#5 Un rêve où vivre

 

 

Même éveillée, je cherche encore un rêve où vivre... 

 

 

 

 

 

 

15 octobre 2011 soir

 

Ce matin, il me semblait bien que j’aurais pu poursuivre ma journée dans le prolongement de ce rêve. Mais s’il reste bien présent, je le sens désormais s’éloigner de moi, emportant avec lui les traces d’un chemin que je veux retrouver.

 

C’est comme si la routine de mes déplacements pour aller faire les courses ce matin, les passants, aller puis retour, m’avaient appelée à eux. J’avais dû regarder devant moi, m’adresser ne serait-ce qu’un peu aux personnes que je croisais au supermarché, dans le bus, jusque dans le hall de ma résidence. Les gestes mécaniques que j’enchaînais pour faire le ménage, les coups de fils… J’ai dû quitter l’intimité de mes pensées pour ouvrir davantage les yeux sur la réalité. Au fil de la journée, à mesure que mon rêve s’évanouissait, je sentais la lassitude me gagner.

 

Encore maintenant, affalée dans mon lit, je ne peux que constater ce qui est.

 

Et puis, il y a le prochain TD avec M. Lafont. Même s’il est dans plus d’une semaine, je sais qu’il sera dédié à la constitution de sous-groupes pour la passation des entretiens dont il a commencé à parler. Lors de ces TD, nous ne sommes qu’une trentaine d’étudiants, du moins d’étudiants présents. Je sais que je vais devoir l’affronter. J’aurais peut-être même à me présenter par le biais d’un tour de table que tout le monde déteste et ça m’inquiète.

 

Comme à chaque fois que cela m’arrive, je ne dois pas oublier que ce n’était qu’un rêve et seulement le mien. Méthode Coué. Je dois souvent lutter contre la trace que laissent mes rêves une fois éveillée. J’ai très souvent la sensation de les vivre pleinement, comme si j’en avais fait réellement l’expérience. Mes rêves changent ma façon de voir ce qui m’entoure, mes amis ou parfois des gens de ma famille parce qu’ils sont intervenus lors de mes songes en pleine nuit. Et c’est le plus souvent comme cela que ça se passe : le jour succède à la nuit et prend le relais de mes rêves.
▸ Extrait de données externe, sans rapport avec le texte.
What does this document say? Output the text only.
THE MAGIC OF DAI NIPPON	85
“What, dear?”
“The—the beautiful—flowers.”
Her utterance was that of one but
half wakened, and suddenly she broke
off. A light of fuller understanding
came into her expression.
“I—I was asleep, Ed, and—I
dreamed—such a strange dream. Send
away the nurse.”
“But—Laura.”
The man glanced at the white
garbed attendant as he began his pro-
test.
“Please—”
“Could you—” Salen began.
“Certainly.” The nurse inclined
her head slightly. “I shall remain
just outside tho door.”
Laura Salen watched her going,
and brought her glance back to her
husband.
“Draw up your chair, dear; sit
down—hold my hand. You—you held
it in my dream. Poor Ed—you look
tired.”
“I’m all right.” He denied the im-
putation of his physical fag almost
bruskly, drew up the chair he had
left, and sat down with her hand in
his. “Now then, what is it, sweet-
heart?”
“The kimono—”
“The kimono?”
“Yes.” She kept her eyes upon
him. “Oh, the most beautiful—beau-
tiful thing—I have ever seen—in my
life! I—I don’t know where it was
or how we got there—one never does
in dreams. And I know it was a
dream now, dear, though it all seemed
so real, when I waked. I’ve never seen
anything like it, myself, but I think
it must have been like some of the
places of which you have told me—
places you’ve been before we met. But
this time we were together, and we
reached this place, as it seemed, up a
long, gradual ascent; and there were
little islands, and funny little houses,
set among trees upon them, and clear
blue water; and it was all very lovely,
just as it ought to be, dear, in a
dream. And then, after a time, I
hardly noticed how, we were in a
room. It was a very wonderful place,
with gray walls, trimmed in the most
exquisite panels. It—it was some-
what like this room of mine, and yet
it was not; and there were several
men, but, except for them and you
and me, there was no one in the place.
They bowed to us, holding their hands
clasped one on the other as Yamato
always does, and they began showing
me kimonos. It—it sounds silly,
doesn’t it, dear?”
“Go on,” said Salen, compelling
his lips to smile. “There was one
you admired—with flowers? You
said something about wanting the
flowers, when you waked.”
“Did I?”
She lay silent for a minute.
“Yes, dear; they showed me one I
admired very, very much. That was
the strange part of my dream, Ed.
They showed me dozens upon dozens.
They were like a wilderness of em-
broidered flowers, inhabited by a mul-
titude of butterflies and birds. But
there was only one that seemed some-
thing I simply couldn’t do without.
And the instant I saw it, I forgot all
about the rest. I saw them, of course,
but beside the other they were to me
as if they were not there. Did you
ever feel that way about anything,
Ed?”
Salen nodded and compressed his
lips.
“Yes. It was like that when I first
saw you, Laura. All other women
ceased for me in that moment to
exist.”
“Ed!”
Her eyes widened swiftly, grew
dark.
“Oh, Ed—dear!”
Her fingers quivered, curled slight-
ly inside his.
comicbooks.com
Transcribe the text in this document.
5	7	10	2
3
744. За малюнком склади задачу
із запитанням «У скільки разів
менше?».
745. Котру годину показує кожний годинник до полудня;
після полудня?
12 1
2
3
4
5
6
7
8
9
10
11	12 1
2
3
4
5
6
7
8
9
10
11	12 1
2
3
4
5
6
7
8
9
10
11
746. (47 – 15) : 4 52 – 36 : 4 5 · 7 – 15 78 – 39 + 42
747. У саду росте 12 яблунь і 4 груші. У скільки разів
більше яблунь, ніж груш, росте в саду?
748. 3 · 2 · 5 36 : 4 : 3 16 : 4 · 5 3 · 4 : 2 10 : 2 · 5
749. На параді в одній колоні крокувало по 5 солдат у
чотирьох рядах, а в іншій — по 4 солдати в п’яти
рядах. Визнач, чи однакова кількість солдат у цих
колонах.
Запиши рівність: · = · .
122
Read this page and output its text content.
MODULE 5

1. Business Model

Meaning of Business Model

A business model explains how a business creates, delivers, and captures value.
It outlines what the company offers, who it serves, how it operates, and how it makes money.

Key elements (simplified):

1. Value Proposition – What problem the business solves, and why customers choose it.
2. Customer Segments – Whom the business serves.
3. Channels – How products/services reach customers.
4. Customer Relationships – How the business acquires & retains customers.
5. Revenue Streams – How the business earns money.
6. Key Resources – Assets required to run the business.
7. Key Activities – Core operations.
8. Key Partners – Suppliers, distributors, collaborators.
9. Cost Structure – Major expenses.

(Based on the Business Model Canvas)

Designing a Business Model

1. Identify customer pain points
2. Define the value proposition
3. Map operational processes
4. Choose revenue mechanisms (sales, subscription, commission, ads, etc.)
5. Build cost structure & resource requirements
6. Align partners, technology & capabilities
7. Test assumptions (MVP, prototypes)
J’ai toujours la sensation que ce sont mes rêves le point de départ et non le jour ; que mes rêves ne traduisent pas quelque chose que j’aurais vécu la veille. Ils la devancent toujours.

 

Au sujet de Monsieur Lafont, je ressens la même chose. Comme si, malgré moi, j’avais projeté un chemin que je ne peux désormais ignorer. Même si je désire le contourner, l’ignorer, il reste toujours présent.

 

Mes rêves sont souvent très beaux. J’y vois des choses magnifiques aux couleurs surréalistes. Je me souviens d’un bleu électrique à la profondeur encore plus vibrante que celle de la plume d’un paon ; de la texture d’une peau si douce qu’elle se confondait avec la mienne. Je rêve aussi de choses qui me font très peur et qui m’angoissent encore après le réveil. Dans ces cas-là, la seule manière de m’apaiser est de chercher une solution durant la journée, lorsque je suis bien réveillée. J’ai cherché de nombreuses fois à parler à des personnes suite à ce que je pouvais ressentir à leur sujet en rêve. Je passe sur le sujet de ma mère. Mais c’est vrai aussi avec mon père. Comme si je devais réaligner l’expérience du rêve avec celle de la réalité, au risque de me mentir ou bien de me tromper. C’est très bizarre. Quand je parle avec des copines, surtout Valentine, je sais que c’est un peu pareil pour elle et ça me rassure. Enfin, ça a l’air d’être pareil. Je ne lui dis pas tout, pas ce que j’écris ici.

 

Le TD est mardi dans dix jours, il y a des chances que mon rêve au sujet de M. Lafont ce soit encore davantage estompé d’ici là. Mais, je sais aussi qu’une fois face à lui, il pourrait revenir subitement comme si j’y étais. Cela m’est déjà arrivée. C’est fou, mais le fait d’avoir rêvé c’est comme si ça c’était passé quelque part, et que je ne pouvais pas faire autrement que d’en tenir compte dans la réalité.

 

Mes rêves ne sont pas inconséquents. Ils sont aussi forts que mes désirs.

 

Je suis à dix jours du TD et malgré moi, j’élabore l’architecture d’une vengeance. Je veux lui faire sentir la fougue du désir qu’il m’impose jusque dans l’intimité. J’ai l’envie furieuse de percer son indifférence, de m’approcher encore plus près de lui comme d’un précipice que l’on cherche à sonder. J’ai envie de m’approcher de pleins de petites morts et de leurs voluptés.